Prices in the "Good old Days"

now, this is scary! i ate lots of 15 cent candy bars, and i don’t think i’m that old :frowning:

calvin.

Calvin,

No offense intended - honest! You are only as old as you want to be!

BTW: A couple of years ago - when my son was about 4, he used to be punished for minor infractions by losing “privledges” ie: TV, videos etc. He asked me if I used to lose privledges when I was a kid. I told him that I did. He asked me if I lost videos. He didn’t seem to understand when I said there were no such things as videos when I was a kid. Now I know how my dad felt when I would ask him why when he was kid his family sat around and “watched” the radio! What comes around goes around!!

In real world prices a MR for 60 cents,a Athearn boxcar for $1.25,Power chaises for a Hobbytown of Boston RS3 $9.95. The body kit was $8.95.A brass Tenshodo GP20 $22.95,a brass PFM ATSF 2-8-0 $39.95,A PFM B2 Shay 2 truck $42.95 the list goes on .The average Union factory job paid around $120 a week before taxes-and there was a lot of union jobs back then.BTW the very first summer job I had I made $80.00 a week before taxes.Life was good back then.

Okay, I will weigh in with my inflation adjusted two cent’s worth. While not directly responsive to your question, I think the spirit of it is this:
This is a fantasy hobby. It’s all about imagination, whether you’re a “rivet counter” or not. When I got into the hobby in the early sixties, most modestly priced equipment came with cast piping, grab irons and the like. We didn’t love it then, but we could pretend it was the real thing. Nowadays, even the modestly priced stuff has infinitely better detailing and most of it performs
better and more reliably. Back in the sixties, PFM and, I believe Tenshodo, among others, offered brass locos in the $300.00 range. They featured lost wax castings and a high degree of detail but were unpainted.

No matter which aspects of the hobby you enjoy most, benchwork, wiring, building, operating, etc., realism has to rank way, way up there on your priorities. Given all that, I believe you get at least as much bang for your buck today as you ever did - maybe more. What value do you attach to the time you spent lovingly aging, weathering and superdetailing or just watching the beautiful little things go 'round and 'round?

BTW, when I was in my teens cokes and candy bars were a nickel except for a couple of premium items that went for a dime, which we normally passed on in favor of two of the nickel jobbies.

To all: enjoy the hobby and don’t fret.

Fifteen cent candy bars? I remember when a Baby Ruth was 5 cents! Boy, is my age showing. From the description of what AHC in New York was like, is it possible that it is now called Trainland / Trainworld? From what I have been told by a person who has been there, it sounds similar to the description of AHC.

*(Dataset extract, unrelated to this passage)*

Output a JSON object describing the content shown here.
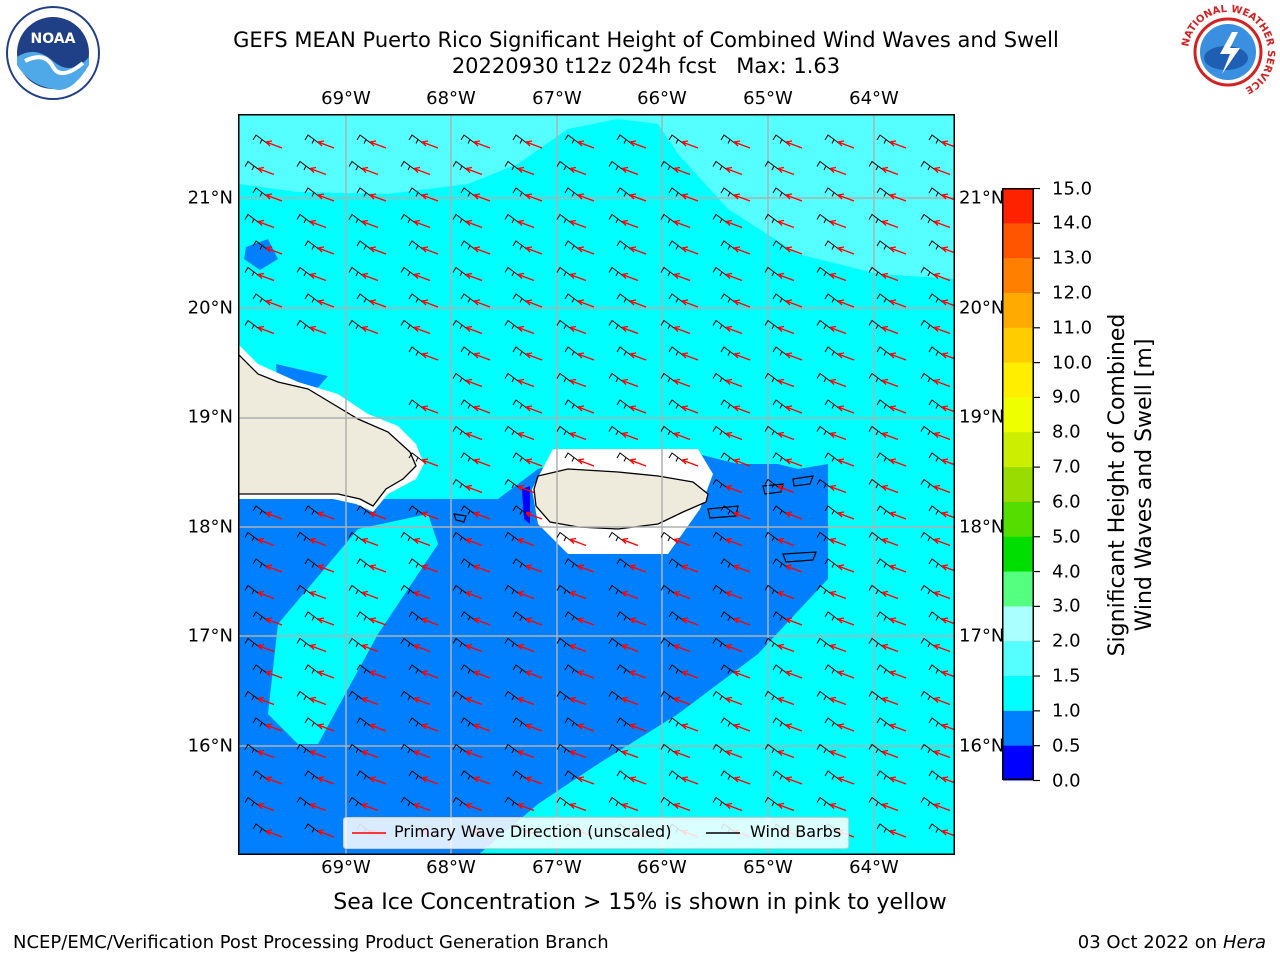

I think they may have been much cheaper than that. As a teenage model railroader in the late 1950’s and early 1960’s I purchased a brass 2-6-0 with a Vanderbilt tender for $35.00 and a Shay for $60.00. I had a paper route and the hobby shop owner allowed me to pay for them a with few dollars a week. They were both undecorated and brush painted and hand lettered them. They were sold off when I got out of the hobby, wish I had them now! [:(]

Bob Boudreau

Yes, this is scarey. I can remember eating 15 cent candy bars and reading some article saying that candy bars, with the rate of inflation, would cost almost a dollar by the year 2000. Yikes!

As to trains, I think prices were kept extremely low (almost too low) until the 1990s, when they started shooting up. Compared to the long view (from the 50s or 60s to today) prices are still reasonable. But complared to what they were 10-15 years ago (when $5 freight cars will still common, as were locos under $50), prices have doubled, tripled and quadrupled.

In 1969, my first PFM NKP Berkshire was 64.95 unpainted. The PFM Santa Fe 3776 class 4 8 4 was 99 bucks and some of the Tenshodo painted models were in the unheard of price of 125 to 145. These prices rose sharply durning the early 1970’s as the dollar to yen changed to favor Japan. By 1975, the Tenshodo challengers were about 585 and my first Key Challengers imported in 1986 cost me about 700, but that was not list price off course. I was shocked when the rerun of the PFM imported Tenshodo Big Boys came in at one-thousand dollars. I cancelled my Tenshod order and purchased a USH O scale Big Boy for just a few dollars more.

Today, the Trix runs better than any single early run brass that was made, unless you worked on it.

We have better models today available to us, but they are not cheap.